The sporting world has been focused on New York for several months now – and until recently, it was all bad. A series in the New York Times blasted horse racing using what some would call “selective inclusion” of injury data for its analysis. A harness racing trainer was suspended indefinitely for drugging horses in nearly 700 races over the past two years. The embattled New York Racing Association is now under the control of a board appointed by Gov. Andrew Cuomo after some rather serious missteps. And just recently, talks with Genting (operator of the Resorts World casino at Aqueduct) about a massive convention center at the track site fell through, and a labor union is threatening to call a strike at Belmont Park beginning Friday, putting New York's biggest racing weekend of the year in jeopardy.

All this means nothing to a chestnut horse named I’ll Have Another, who has done his best to provide shining relief in the face of all the bad news. He arrived in New York last month a potential hero – a horse that would try to win the Triple Crown, horse racing’s most elusive prize. I’ll Have Another won the Kentucky Derby with a strong stretch run, then used similar tactics to wear down the front-runner at the end of the Preakness Stakes.

He cares nothing that his California-based trainer has been controversial – enough perhaps that the New York Racing & Wagering Board (not NYRA, as many assumed) saw fit to isolate all Belmont Stakes horses in a special barn for three days prior to Saturday’s race. Would such measures have been taken if I’ll Have Another had been in someone else’s barn?

Some would say that the special treatment for this year’s Belmont runners is a good thing for the integrity of the sport, others would say it’s an unnecessary disruption for horses that thrive on routine and that other measures could have proven just as effective. Still others wonder why Belmont Stakes horses are the only ones subjected to such scrutiny – shouldn’t every single runner in every single race be treated in such a fashion to protect the betting public?

I will say one thing. Trainer Doug O’Neill has been most gracious while he has been under the New York microscope. He has not spoken publicly against the new security procedures and in fact welcomed the opportunity to prove that everyone is operating fairly and honestly.
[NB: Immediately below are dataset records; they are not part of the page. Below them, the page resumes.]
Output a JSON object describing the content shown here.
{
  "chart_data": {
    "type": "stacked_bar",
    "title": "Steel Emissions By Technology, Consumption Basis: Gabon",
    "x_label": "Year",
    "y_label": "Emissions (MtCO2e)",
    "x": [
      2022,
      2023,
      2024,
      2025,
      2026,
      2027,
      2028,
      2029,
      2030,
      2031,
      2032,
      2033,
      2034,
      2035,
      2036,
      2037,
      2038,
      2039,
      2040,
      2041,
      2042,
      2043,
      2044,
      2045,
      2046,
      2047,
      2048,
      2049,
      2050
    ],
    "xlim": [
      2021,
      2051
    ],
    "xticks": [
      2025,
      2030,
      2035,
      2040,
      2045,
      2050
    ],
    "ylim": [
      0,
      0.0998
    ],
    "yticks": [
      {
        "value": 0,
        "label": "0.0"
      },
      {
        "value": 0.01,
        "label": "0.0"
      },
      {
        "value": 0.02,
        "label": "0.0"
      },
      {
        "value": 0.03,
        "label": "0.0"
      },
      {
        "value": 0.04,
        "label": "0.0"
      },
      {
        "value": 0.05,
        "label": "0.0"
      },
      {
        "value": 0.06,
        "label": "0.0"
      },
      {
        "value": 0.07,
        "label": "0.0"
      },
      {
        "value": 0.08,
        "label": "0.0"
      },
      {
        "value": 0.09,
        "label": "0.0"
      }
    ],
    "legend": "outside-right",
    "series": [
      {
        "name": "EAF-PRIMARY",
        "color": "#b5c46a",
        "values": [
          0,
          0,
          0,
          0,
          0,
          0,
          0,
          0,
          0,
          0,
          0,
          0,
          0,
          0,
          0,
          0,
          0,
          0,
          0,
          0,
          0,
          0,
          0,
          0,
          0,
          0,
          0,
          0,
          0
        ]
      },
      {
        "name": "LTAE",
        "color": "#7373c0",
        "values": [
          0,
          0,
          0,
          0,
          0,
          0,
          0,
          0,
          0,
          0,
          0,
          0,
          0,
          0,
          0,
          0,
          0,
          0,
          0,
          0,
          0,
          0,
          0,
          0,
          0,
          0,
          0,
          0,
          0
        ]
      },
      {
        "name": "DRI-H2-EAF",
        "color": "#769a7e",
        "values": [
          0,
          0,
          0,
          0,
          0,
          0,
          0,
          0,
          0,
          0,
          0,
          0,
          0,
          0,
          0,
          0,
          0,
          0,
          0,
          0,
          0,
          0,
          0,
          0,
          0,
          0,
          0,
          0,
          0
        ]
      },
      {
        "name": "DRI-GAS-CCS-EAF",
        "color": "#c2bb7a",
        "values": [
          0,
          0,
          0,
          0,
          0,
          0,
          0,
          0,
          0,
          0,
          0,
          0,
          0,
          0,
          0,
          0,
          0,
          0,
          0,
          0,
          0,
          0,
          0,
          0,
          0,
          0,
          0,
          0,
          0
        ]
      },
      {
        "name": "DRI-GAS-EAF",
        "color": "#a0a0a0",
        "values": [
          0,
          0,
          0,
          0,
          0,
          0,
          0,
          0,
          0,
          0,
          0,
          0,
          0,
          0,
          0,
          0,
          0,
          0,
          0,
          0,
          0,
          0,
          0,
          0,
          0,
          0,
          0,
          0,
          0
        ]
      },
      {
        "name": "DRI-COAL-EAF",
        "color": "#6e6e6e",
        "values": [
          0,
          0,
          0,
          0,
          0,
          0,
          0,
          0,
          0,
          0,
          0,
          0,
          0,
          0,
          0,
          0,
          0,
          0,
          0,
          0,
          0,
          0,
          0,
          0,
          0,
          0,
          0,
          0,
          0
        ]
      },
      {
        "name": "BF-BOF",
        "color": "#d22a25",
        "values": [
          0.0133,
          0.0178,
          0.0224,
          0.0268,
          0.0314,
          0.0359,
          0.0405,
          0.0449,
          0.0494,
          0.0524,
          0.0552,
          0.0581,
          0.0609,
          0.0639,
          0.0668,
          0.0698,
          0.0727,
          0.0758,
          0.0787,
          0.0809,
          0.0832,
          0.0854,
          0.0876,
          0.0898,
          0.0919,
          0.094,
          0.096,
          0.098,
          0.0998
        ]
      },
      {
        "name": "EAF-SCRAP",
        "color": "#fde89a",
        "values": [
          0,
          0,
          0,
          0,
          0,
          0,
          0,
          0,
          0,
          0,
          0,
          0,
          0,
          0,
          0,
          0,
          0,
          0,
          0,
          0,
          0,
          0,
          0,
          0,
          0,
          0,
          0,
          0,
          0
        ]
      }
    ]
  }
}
Like any trainer, he would rather have not altered his horse’s routine – after all, I’ll Have Another was sent to Belmont the day after the Preakness to get comfortable in his new surroundings long before the epic run toward history. But O’Neill understands the circumstances that have brought about the extraordinary measures, and like everyone else he will deal with them.

After watching I’ll Have Another train over the past ten days, I think he’s ready to make his run no matter what controversy swirls around him. And if he manages to succeed where many others have failed, he will wear the Triple Crown with honor.